With a bruised face and a pad-locked chain around his neck, a boy stands together with his arms at his sides and looks straight into the camera. A mom with her baby in her arms stares into the camera with a look of indignant resignation.  

The photographs and ‘confessions’ had been collected with a view to prove to the Khmer Rouge leaders that their orders had been carried out. 

The Killing Fields

Fifteen kilometres from the centre of Phnom Penh is the Choeung Ek extermination centre, the final vacation spot of some 20,000 adults and children who had been imprisoned and interrogated at S-21 Prison.  

Effectively over a hundred burial pits lie in what was once an orchard. About eighty had been exhumed - the entire variety of our bodies was around 9,000.

Most had been battered or hacked to dying with iron bars, pickaxes, machetes and many different makeshift murder weapons.  

Guns have been seldom used - ammunition was valuable. It is mentioned that small children and babies had been swung in opposition to timber to smash their heads before throwing their bodies into the pits. 

It’s a bleak place. Shallow depressions point out the graves where our bodies were disinterred, some labeled with temporary notices itemizing the physique count. Bone fragments are scattered around, and a large monument contains the skulls of about 8,000 victims. 

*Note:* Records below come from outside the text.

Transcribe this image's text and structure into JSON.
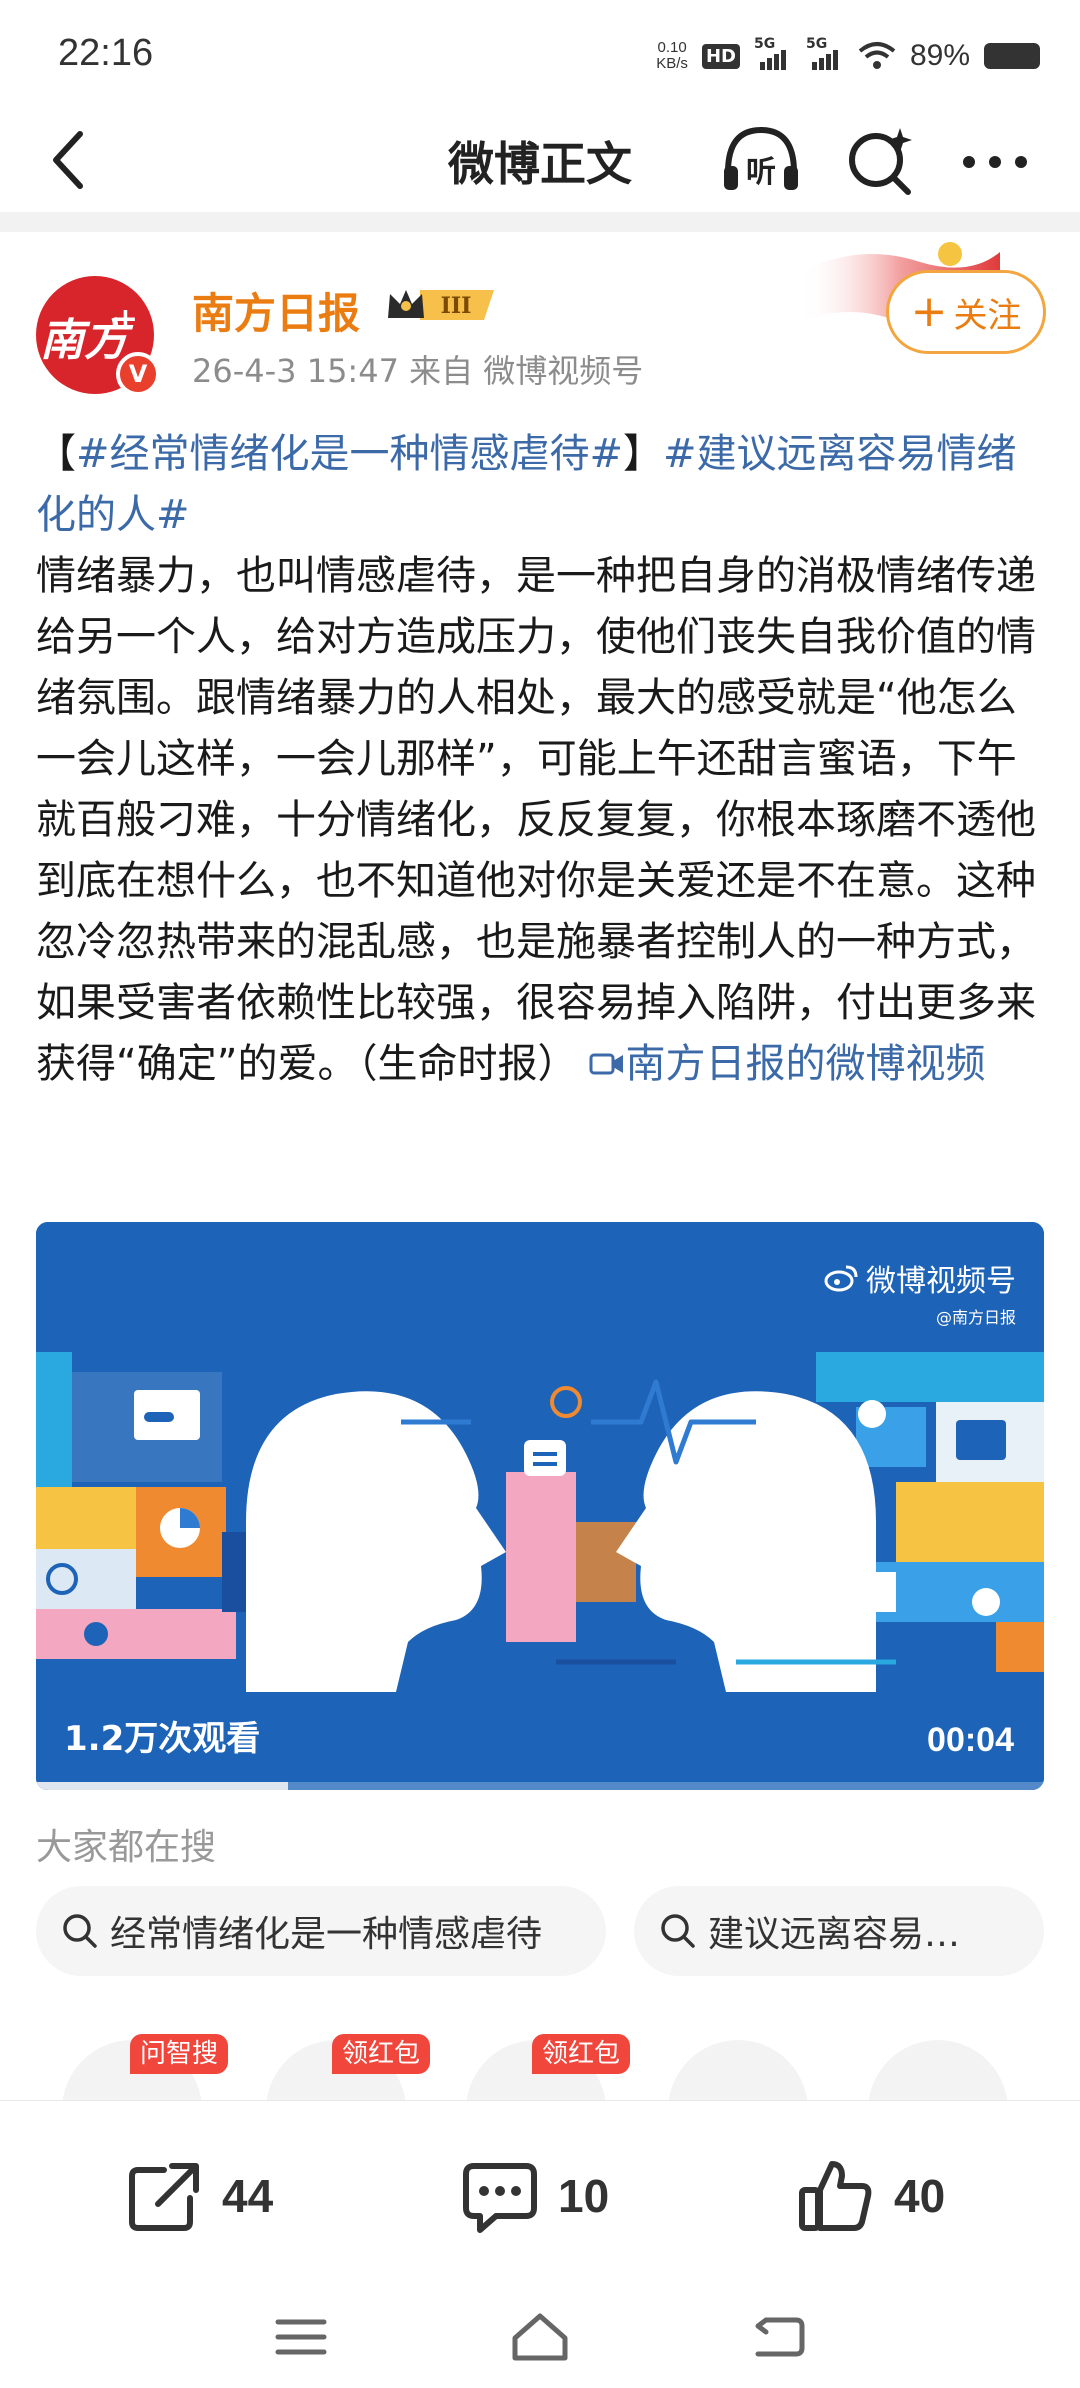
{
  "status_bar": {
    "time": "22:16",
    "net_speed_value": "0.10",
    "net_speed_unit": "KB/s",
    "hd_label": "HD",
    "sim1_label": "5G",
    "sim2_label": "5G",
    "battery": "89%"
  },
  "nav": {
    "title": "微博正文",
    "listen_label": "听"
  },
  "author": {
    "name": "南方日报",
    "avatar_text": "南方",
    "avatar_plus": "+",
    "verify_mark": "V",
    "level_badge": "III",
    "meta": "26-4-3 15:47  来自 微博视频号",
    "follow_plus": "+",
    "follow_label": "关注"
  },
  "post": {
    "bracket_open": "【",
    "tag1": "#经常情绪化是一种情感虐待#",
    "bracket_close": "】",
    "tag2": "#建议远离容易情绪化的人#",
    "body": "情绪暴力，也叫情感虐待，是一种把自身的消极情绪传递给另一个人，给对方造成压力，使他们丧失自我价值的情绪氛围。跟情绪暴力的人相处，最大的感受就是“他怎么一会儿这样，一会儿那样”，可能上午还甜言蜜语，下午就百般刁难，十分情绪化，反反复复，你根本琢磨不透他到底在想什么，也不知道他对你是关爱还是不在意。这种忽冷忽热带来的混乱感，也是施暴者控制人的一种方式，如果受害者依赖性比较强，很容易掉入陷阱，付出更多来获得“确定”的爱。（生命时报）",
    "video_link_label": "南方日报的微博视频"
  },
  "video": {
    "watermark_main": "微博视频号",
    "watermark_sub": "@南方日报",
    "views": "1.2万次观看",
    "duration": "00:04",
    "progress": 0.25
  },
  "hot_search": {
    "title": "大家都在搜",
    "chips": [
      "经常情绪化是一种情感虐待",
      "建议远离容易…"
    ]
  },
  "peek_badges": [
    "问智搜",
    "领红包",
    "领红包"
  ],
  "actions": {
    "share_count": "44",
    "comment_count": "10",
    "like_count": "40"
  },
  "colors": {
    "accent_orange": "#ea7c12",
    "link_blue": "#3c6aa8",
    "video_bg": "#1d63b8"
  }
}
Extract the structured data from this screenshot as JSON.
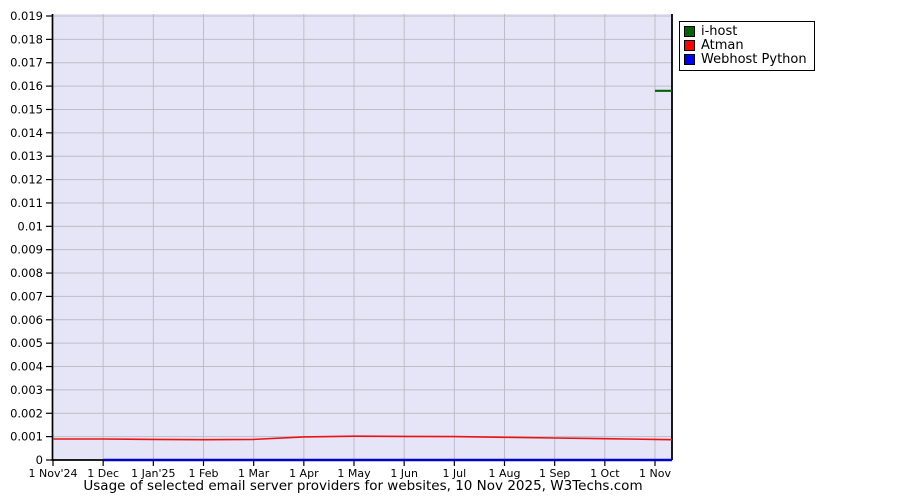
{
  "title": {
    "text": "Usage of selected email server providers for websites, 10 Nov 2025, W3Techs.com"
  },
  "legend": {
    "items": [
      {
        "label": "i-host",
        "color": "#006400"
      },
      {
        "label": "Atman",
        "color": "#ff0000"
      },
      {
        "label": "Webhost Python",
        "color": "#0000ee"
      }
    ]
  },
  "chart_data": {
    "type": "line",
    "title": "Usage of selected email server providers for websites, 10 Nov 2025, W3Techs.com",
    "xlabel": "",
    "ylabel": "",
    "x_unit": "months since 1 Nov 2024",
    "x": [
      0,
      1,
      2,
      3,
      4,
      5,
      6,
      7,
      8,
      9,
      10,
      11,
      12,
      12.34
    ],
    "x_tick_labels": [
      "1 Nov'24",
      "1 Dec",
      "1 Jan'25",
      "1 Feb",
      "1 Mar",
      "1 Apr",
      "1 May",
      "1 Jun",
      "1 Jul",
      "1 Aug",
      "1 Sep",
      "1 Oct",
      "1 Nov"
    ],
    "y_tick_labels": [
      "0",
      "0.001",
      "0.002",
      "0.003",
      "0.004",
      "0.005",
      "0.006",
      "0.007",
      "0.008",
      "0.009",
      "0.01",
      "0.011",
      "0.012",
      "0.013",
      "0.014",
      "0.015",
      "0.016",
      "0.017",
      "0.018",
      "0.019"
    ],
    "ylim": [
      0,
      0.019
    ],
    "grid": true,
    "legend_position": "top-right-outside",
    "plot_bg": "#e5e5f7",
    "grid_color": "#bdbdc8",
    "axis_color": "#000000",
    "series": [
      {
        "name": "i-host",
        "color": "#006400",
        "values": [
          null,
          null,
          null,
          null,
          null,
          null,
          null,
          null,
          null,
          null,
          null,
          null,
          0.0158,
          0.0158
        ]
      },
      {
        "name": "Atman",
        "color": "#ee1111",
        "values": [
          0.0009,
          0.0009,
          0.00088,
          0.00087,
          0.00088,
          0.00099,
          0.00102,
          0.00101,
          0.001,
          0.00097,
          0.00094,
          0.00091,
          0.00088,
          0.00087
        ]
      },
      {
        "name": "Webhost Python",
        "color": "#0000cc",
        "values": [
          null,
          0,
          0,
          0,
          0,
          0,
          0,
          0,
          0,
          0,
          0,
          0,
          0,
          0
        ]
      }
    ]
  }
}
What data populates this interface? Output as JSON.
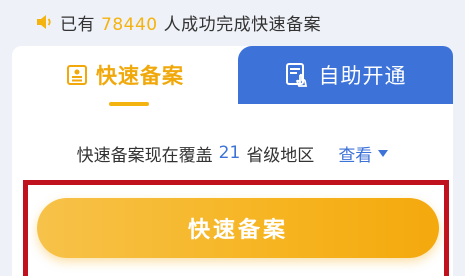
{
  "notice": {
    "prefix": "已有",
    "count": "78440",
    "suffix": "人成功完成快速备案",
    "icon": "speaker-icon"
  },
  "tabs": [
    {
      "label": "快速备案",
      "icon": "document-icon",
      "active": true
    },
    {
      "label": "自助开通",
      "icon": "touch-document-icon",
      "active": false
    }
  ],
  "coverage": {
    "prefix": "快速备案现在覆盖",
    "count": "21",
    "suffix": "省级地区",
    "view_label": "查看"
  },
  "main_button": {
    "label": "快速备案"
  },
  "colors": {
    "accent_yellow": "#f5b30f",
    "accent_blue": "#3d72d9",
    "highlight_red": "#c0121e"
  }
}
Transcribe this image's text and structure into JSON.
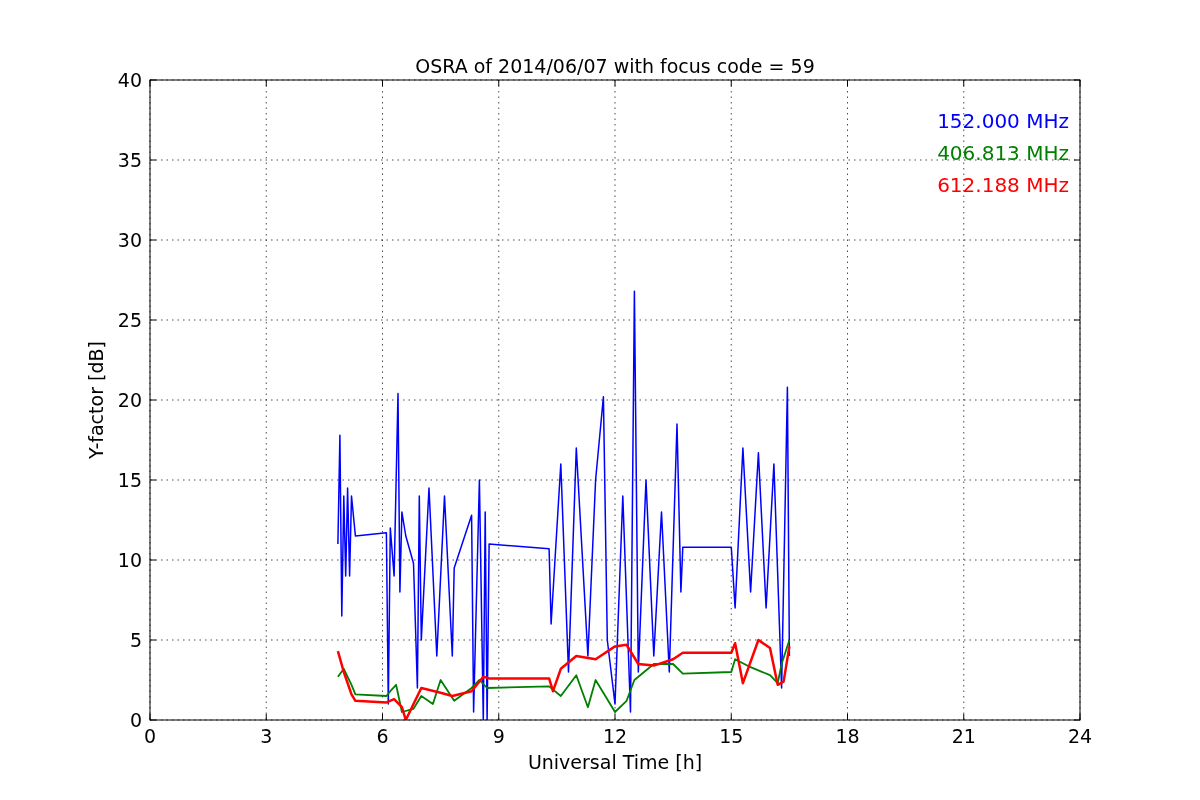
{
  "chart_data": {
    "type": "line",
    "title": "OSRA of 2014/06/07 with focus code = 59",
    "xlabel": "Universal Time [h]",
    "ylabel": "Y-factor [dB]",
    "grid": true,
    "xlim": [
      0,
      24
    ],
    "ylim": [
      0,
      40
    ],
    "xticks": [
      0,
      3,
      6,
      9,
      12,
      15,
      18,
      21,
      24
    ],
    "yticks": [
      0,
      5,
      10,
      15,
      20,
      25,
      30,
      35,
      40
    ],
    "series": [
      {
        "name": "152.000 MHz",
        "color": "#0000ff",
        "x": [
          4.85,
          4.9,
          4.95,
          5.0,
          5.05,
          5.1,
          5.15,
          5.2,
          5.3,
          6.1,
          6.15,
          6.2,
          6.3,
          6.4,
          6.45,
          6.5,
          6.6,
          6.8,
          6.9,
          6.95,
          7.0,
          7.2,
          7.4,
          7.6,
          7.8,
          7.85,
          8.3,
          8.35,
          8.5,
          8.6,
          8.65,
          8.7,
          8.75,
          10.3,
          10.35,
          10.6,
          10.8,
          11.0,
          11.3,
          11.5,
          11.7,
          11.8,
          12.0,
          12.2,
          12.4,
          12.5,
          12.6,
          12.8,
          13.0,
          13.2,
          13.4,
          13.6,
          13.7,
          13.75,
          15.0,
          15.1,
          15.3,
          15.5,
          15.7,
          15.9,
          16.1,
          16.3,
          16.45,
          16.5
        ],
        "values": [
          11,
          17.8,
          6.5,
          14,
          9,
          14.5,
          9,
          14,
          11.5,
          11.7,
          1,
          12,
          9,
          20.4,
          8,
          13,
          11.5,
          9.8,
          2,
          14,
          5,
          14.5,
          4,
          14,
          4,
          9.5,
          12.8,
          0.5,
          15,
          0,
          13,
          0,
          11,
          10.7,
          6,
          16,
          3,
          17,
          4,
          15,
          20.2,
          5,
          1,
          14,
          0.5,
          26.8,
          3,
          15,
          4,
          13,
          3,
          18.5,
          8,
          10.8,
          10.8,
          7,
          17,
          8,
          16.7,
          7,
          16,
          2,
          20.8,
          4
        ]
      },
      {
        "name": "406.813 MHz",
        "color": "#008000",
        "x": [
          4.85,
          5.0,
          5.2,
          5.3,
          6.1,
          6.2,
          6.35,
          6.5,
          6.8,
          7.0,
          7.3,
          7.5,
          7.85,
          8.3,
          8.5,
          8.7,
          10.3,
          10.6,
          11.0,
          11.3,
          11.5,
          12.0,
          12.3,
          12.5,
          13.0,
          13.5,
          13.75,
          15.0,
          15.1,
          15.5,
          16.0,
          16.2,
          16.3,
          16.5
        ],
        "values": [
          2.7,
          3.2,
          2.2,
          1.6,
          1.5,
          1.8,
          2.2,
          0.5,
          0.7,
          1.5,
          1.0,
          2.5,
          1.2,
          2.0,
          2.5,
          2.0,
          2.1,
          1.5,
          2.8,
          0.8,
          2.5,
          0.5,
          1.2,
          2.5,
          3.5,
          3.5,
          2.9,
          3.0,
          3.8,
          3.3,
          2.8,
          2.3,
          3.5,
          5
        ]
      },
      {
        "name": "612.188 MHz",
        "color": "#ff0000",
        "x": [
          4.85,
          5.0,
          5.2,
          5.3,
          6.1,
          6.3,
          6.5,
          6.6,
          6.8,
          7.0,
          7.5,
          7.8,
          8.3,
          8.6,
          8.75,
          10.3,
          10.4,
          10.6,
          11.0,
          11.5,
          12.0,
          12.3,
          12.6,
          13.0,
          13.5,
          13.75,
          15.0,
          15.1,
          15.3,
          15.7,
          16.0,
          16.2,
          16.35,
          16.5
        ],
        "values": [
          4.3,
          3.0,
          1.6,
          1.2,
          1.1,
          1.3,
          0.8,
          0,
          1.0,
          2.0,
          1.7,
          1.5,
          1.8,
          2.7,
          2.6,
          2.6,
          1.8,
          3.2,
          4.0,
          3.8,
          4.6,
          4.7,
          3.5,
          3.4,
          3.8,
          4.2,
          4.2,
          4.8,
          2.3,
          5.0,
          4.5,
          2.2,
          2.4,
          4.6
        ]
      }
    ]
  }
}
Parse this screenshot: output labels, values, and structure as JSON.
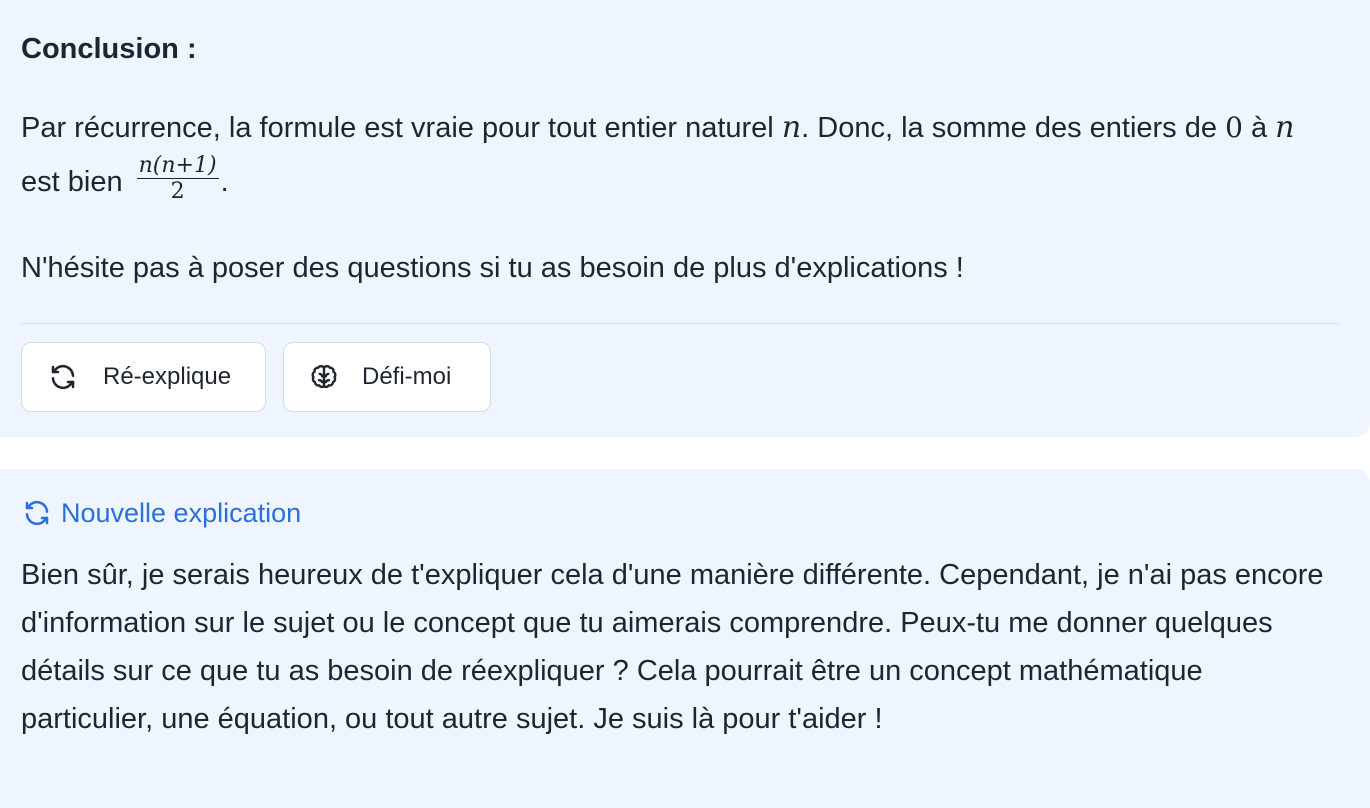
{
  "message_top": {
    "heading": "Conclusion :",
    "para1_part1": "Par récurrence, la formule est vraie pour tout entier naturel ",
    "para1_math_n1": "n",
    "para1_part2": ". Donc, la somme des entiers de ",
    "para1_math_zero": "0",
    "para1_part3": " à ",
    "para1_math_n2": "n",
    "para1_part4": " est bien ",
    "fraction_numerator": "n(n+1)",
    "fraction_denominator": "2",
    "para1_part5": ".",
    "para2": "N'hésite pas à poser des questions si tu as besoin de plus d'explications !",
    "buttons": {
      "reexplain_label": "Ré-explique",
      "reexplain_icon": "refresh-icon",
      "challenge_label": "Défi-moi",
      "challenge_icon": "brain-icon"
    }
  },
  "message_bottom": {
    "tag_label": "Nouvelle explication",
    "tag_icon": "refresh-icon",
    "body": "Bien sûr, je serais heureux de t'expliquer cela d'une manière différente. Cependant, je n'ai pas encore d'information sur le sujet ou le concept que tu aimerais comprendre. Peux-tu me donner quelques détails sur ce que tu as besoin de réexpliquer ? Cela pourrait être un concept mathématique particulier, une équation, ou tout autre sujet. Je suis là pour t'aider !"
  },
  "colors": {
    "card_background": "#eff5fe",
    "accent_blue": "#2a6fdb",
    "text": "#1f2530"
  }
}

S-21 Prison was one in all a 167 prisons throughout Cambodia, and Choeung Ek was however certainly one of 343 'killing fields'. In all, 19,440 mass graves have been identified. 

Visiting S-21 Prison and Choeung Ek

Visiting the Tuol Sleng Museum of Genocide is a harrowing expertise more likely to distress anybody of a sensitive disposition.

The prosaic torture tools - hammers, pincers, and electric cable, the photographs of blank faces hoping for execution to flee their agony seem nearly unreal. 

In contrast, the killing fields seem peaceful, a pleasant stroll by way of a shady orchard. Nonetheless, while you realize that what seems to be random litter is the garments of the victim, and the white slivers of plastic are actually shards of human bones, the fact of children and teenagers executing helpless adults and children combine to conjure up an image of hell.